De opvoeding in de deugden dient door de samenleving zelf ter hand te worden genomen, binnen de sociale instituties gezin, school, universiteit, vereniging en kerk. Voor de overheid is er een geringe rol. Sterker, de overheid is de belangrijkste oorzaak van het moraalfalen. Voorbeelden zijn het gedoogbeleid en andere gevallen waarin regels niet worden gehandhaafd.
Afgegleden
Het kabinet juicht dan ook te vroeg, door op allerlei initiatieven in de sfeer van de rechtshandhaving te wijzen die nog weinig resultaat hebben opgeleverd. Men ziet over het hoofd dat de uitgedijde verzorgingsstaat uitnodigt tot het afschuiven van individuele verantwoordelijkheid op het collectief. Inmiddels is de samenleving zo ver afgegleden dat voor ieder wissewasje op de helpende hand van vadertje staat wordt gerekend.
Politiek en overheid kunnen daarom slechts faciliteren bij de versterking van de publieke moraal.

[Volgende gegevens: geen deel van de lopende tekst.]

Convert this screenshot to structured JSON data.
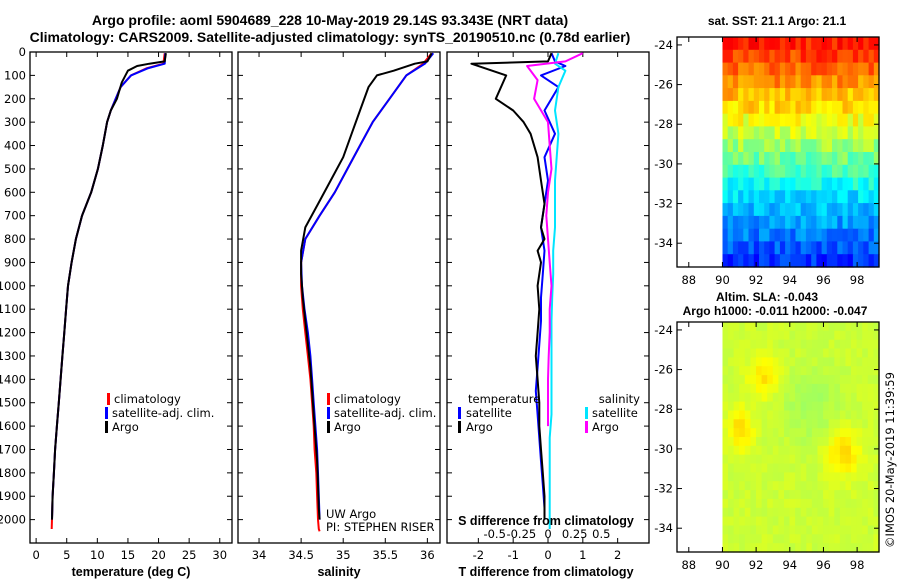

Bijvoorbeeld door ervoor te zorgen dat de kwaliteit van het onderwijs omhooggaat, met name door meer aandacht in te ruimen voor karaktervorming. Maar ook door de marktwerking te bevorderen.
Dit komt onvoldoende uit de verf in het kabinetsstandpunt. De markt maakt in zijn morele werking geen onderscheid tussen afkomst, sociale positie of economische positie van de deelnemers. Marktwerking, mits zorgvuldig ingevoerd, werpt spoedig effect af, in een breed scala aan situaties. De overheid kan zich vervolgens concentreren op haar kerntaken.
Politici hebben derhalve de morele opdracht de markt te bevorderen, in plaats van Marijnissen, Halsema en anderen te volgen in slecht onderbouwde jammerklachten over de vermeende neergang van de beschaving als gevolg van het kapitalisme.
De auteur is lid van de VVD en bestuurder van de Edmund Burke Stichting.